Money Management Career Options
People who are good with numbers, have an eye for detail, and like to work in an office setting might want to consider careers in finance, where you get to manage or invest the money of others. Individuals and corporations often need help making or reviewing a budget, estimating expenses, or investing in stocks and bonds. If finance sounds like an exciting or profitable career path to you, read on to explore some of the best money management careers.
|Job Title||Median Salary (2016)*||Job Outlook (2014-2016)*|
|Personal Finance Advisors||$90,530||30%|
|Portfolio Managers||$83,374**||7% (for all financial managers)|
Sources: *U.S. Bureau of Labor Statistics; **PayScale.com (2017 salary)
Career Information for Money Management Jobs
Personal Finance Advisors
Personal finance advisors help individuals and families manage their money and plan for goals like buying a house, retirement, or helping their children afford a college education. They may research or advise their clients on the best investment opportunities or purchase stocks and bonds on their clients' behalf. A bachelor's degree is the entry-level requirement to become a personal finance advisor. License or registration is required if buying or selling stocks, insurance policies or bonds.
Cost estimators help a company manage money by looking at the expenses needed to build or design a product and finding ways to reduce the costs to maximize the return on investment. They look at factors such as rain delays in construction and the cost of materials when deciding to go ahead with a project. They also maintain and manage records of money spent. Cost estimators typically have a bachelor's degree in an industry-related field, such as construction management or engineering.

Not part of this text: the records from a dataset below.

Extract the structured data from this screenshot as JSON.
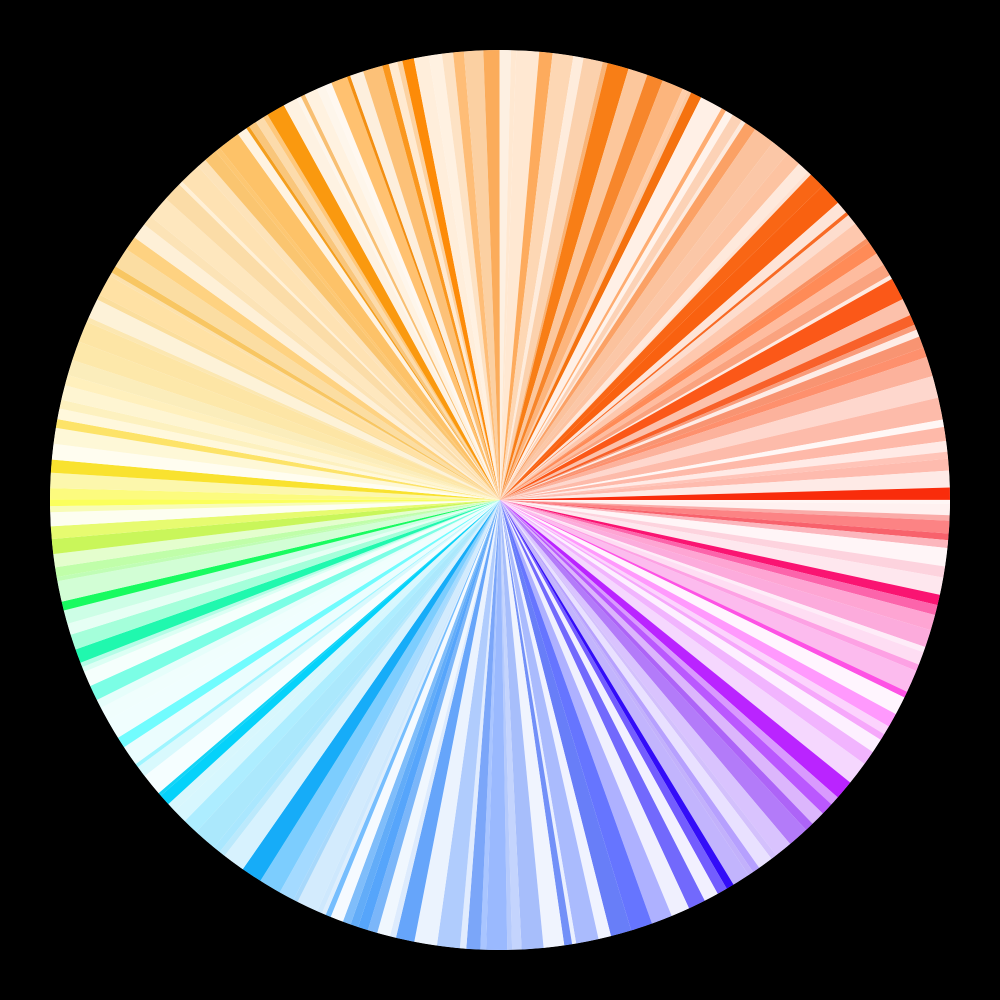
{
  "background": "#000000",
  "wheel": {
    "hue_start_deg": 0,
    "hue_direction": "clockwise-from-right",
    "bands": [
      {
        "name": "red",
        "color": "#ff2a00"
      },
      {
        "name": "orange-red",
        "color": "#ff5a00"
      },
      {
        "name": "orange",
        "color": "#ff8a00"
      },
      {
        "name": "amber",
        "color": "#ffa500"
      },
      {
        "name": "yellow",
        "color": "#ffd400"
      },
      {
        "name": "lime",
        "color": "#d4ff00"
      },
      {
        "name": "green",
        "color": "#00ff66"
      },
      {
        "name": "cyan",
        "color": "#66f2ff"
      },
      {
        "name": "sky-blue",
        "color": "#5ab4ff"
      },
      {
        "name": "blue",
        "color": "#4466ff"
      },
      {
        "name": "violet",
        "color": "#6633ff"
      },
      {
        "name": "purple",
        "color": "#b044ff"
      },
      {
        "name": "magenta",
        "color": "#ff1493"
      },
      {
        "name": "crimson",
        "color": "#ff0033"
      }
    ]
  }
}
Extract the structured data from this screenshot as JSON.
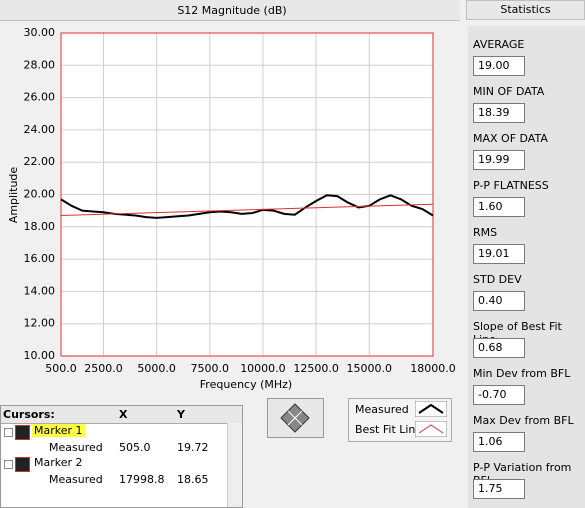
{
  "chart_data": {
    "type": "line",
    "title": "S12 Magnitude (dB)",
    "x_label": "Frequency (MHz)",
    "y_label": "Amplitude",
    "xlim": [
      500,
      18000
    ],
    "xticks": [
      {
        "value": 500,
        "label": "500.0"
      },
      {
        "value": 2500,
        "label": "2500.0"
      },
      {
        "value": 5000,
        "label": "5000.0"
      },
      {
        "value": 7500,
        "label": "7500.0"
      },
      {
        "value": 10000,
        "label": "10000.0"
      },
      {
        "value": 12500,
        "label": "12500.0"
      },
      {
        "value": 15000,
        "label": "15000.0"
      },
      {
        "value": 18000,
        "label": "18000.0"
      }
    ],
    "ylim": [
      10,
      30
    ],
    "yticks": [
      {
        "value": 10,
        "label": "10.00"
      },
      {
        "value": 12,
        "label": "12.00"
      },
      {
        "value": 14,
        "label": "14.00"
      },
      {
        "value": 16,
        "label": "16.00"
      },
      {
        "value": 18,
        "label": "18.00"
      },
      {
        "value": 20,
        "label": "20.00"
      },
      {
        "value": 22,
        "label": "22.00"
      },
      {
        "value": 24,
        "label": "24.00"
      },
      {
        "value": 26,
        "label": "26.00"
      },
      {
        "value": 28,
        "label": "28.00"
      },
      {
        "value": 30,
        "label": "30.00"
      }
    ],
    "grid": true,
    "series": [
      {
        "name": "Measured",
        "color": "#000000",
        "x": [
          500,
          1000,
          1500,
          2000,
          2500,
          3000,
          3500,
          4000,
          4500,
          5000,
          5500,
          6000,
          6500,
          7000,
          7500,
          8000,
          8500,
          9000,
          9500,
          10000,
          10500,
          11000,
          11500,
          12000,
          12500,
          13000,
          13500,
          14000,
          14500,
          15000,
          15500,
          16000,
          16500,
          17000,
          17500,
          18000
        ],
        "values": [
          19.7,
          19.3,
          19.0,
          18.95,
          18.9,
          18.8,
          18.75,
          18.7,
          18.6,
          18.55,
          18.6,
          18.65,
          18.7,
          18.8,
          18.9,
          18.95,
          18.9,
          18.8,
          18.85,
          19.05,
          19.0,
          18.8,
          18.75,
          19.2,
          19.6,
          19.95,
          19.9,
          19.5,
          19.2,
          19.3,
          19.7,
          19.95,
          19.7,
          19.3,
          19.1,
          18.7
        ]
      },
      {
        "name": "Best Fit Line",
        "color": "#e03030",
        "x": [
          500,
          18000
        ],
        "values": [
          18.7,
          19.4
        ]
      }
    ]
  },
  "statistics": {
    "title": "Statistics",
    "items": [
      {
        "label": "AVERAGE",
        "value": "19.00"
      },
      {
        "label": "MIN OF DATA",
        "value": "18.39"
      },
      {
        "label": "MAX OF DATA",
        "value": "19.99"
      },
      {
        "label": "P-P FLATNESS",
        "value": "1.60"
      },
      {
        "label": "RMS",
        "value": "19.01"
      },
      {
        "label": "STD DEV",
        "value": "0.40"
      },
      {
        "label": "Slope of Best Fit Line",
        "value": "0.68"
      },
      {
        "label": "Min Dev from BFL",
        "value": "-0.70"
      },
      {
        "label": "Max Dev from BFL",
        "value": "1.06"
      },
      {
        "label": "P-P Variation from BFL",
        "value": "1.75"
      }
    ]
  },
  "cursors": {
    "headers": [
      "Cursors:",
      "X",
      "Y"
    ],
    "rows": [
      {
        "name": "Marker 1",
        "label": "Measured",
        "x": "505.0",
        "y": "19.72"
      },
      {
        "name": "Marker 2",
        "label": "Measured",
        "x": "17998.8",
        "y": "18.65"
      }
    ]
  }
}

Accountants maintain financial documents for individuals and companies and sometimes manage funds such as payroll taxes, outgoing expenses, and other bookkeeping items. They help to prepare tax documents and may counsel organizations on how to improve their financial efficiency. The entry-level educational level for accountants is a bachelor's degree; however, a C.P.A. position requires a master's degree and licensure.
Budget analysts help monitor and curtail institutional spending and prepare alternatives to traditional spending when necessary. Annually, they review budget proposals and help plan the next year's spending and any future financial needs. They may make cuts or move spending into other needed areas. Budget analysts need to have at least a bachelor's degree, though some organizations require a master's degree. College classes in accounting or statistics are usually considered necessary to getting into the field.
Portfolio managers make investment decisions on behalf of businesses and individuals and need to be sure that the investments perform well in the financial market. These managers may oversee a bundle of investments or individual plans like pensions. Depending on the client's needs, they may make adjustments to the investment plan to maintain the client's financial goal. Portfolio managers need a bachelor's degree in any area related to the finance field, such as accounting or economics. Many employers require a master's degree in business administration for advancement.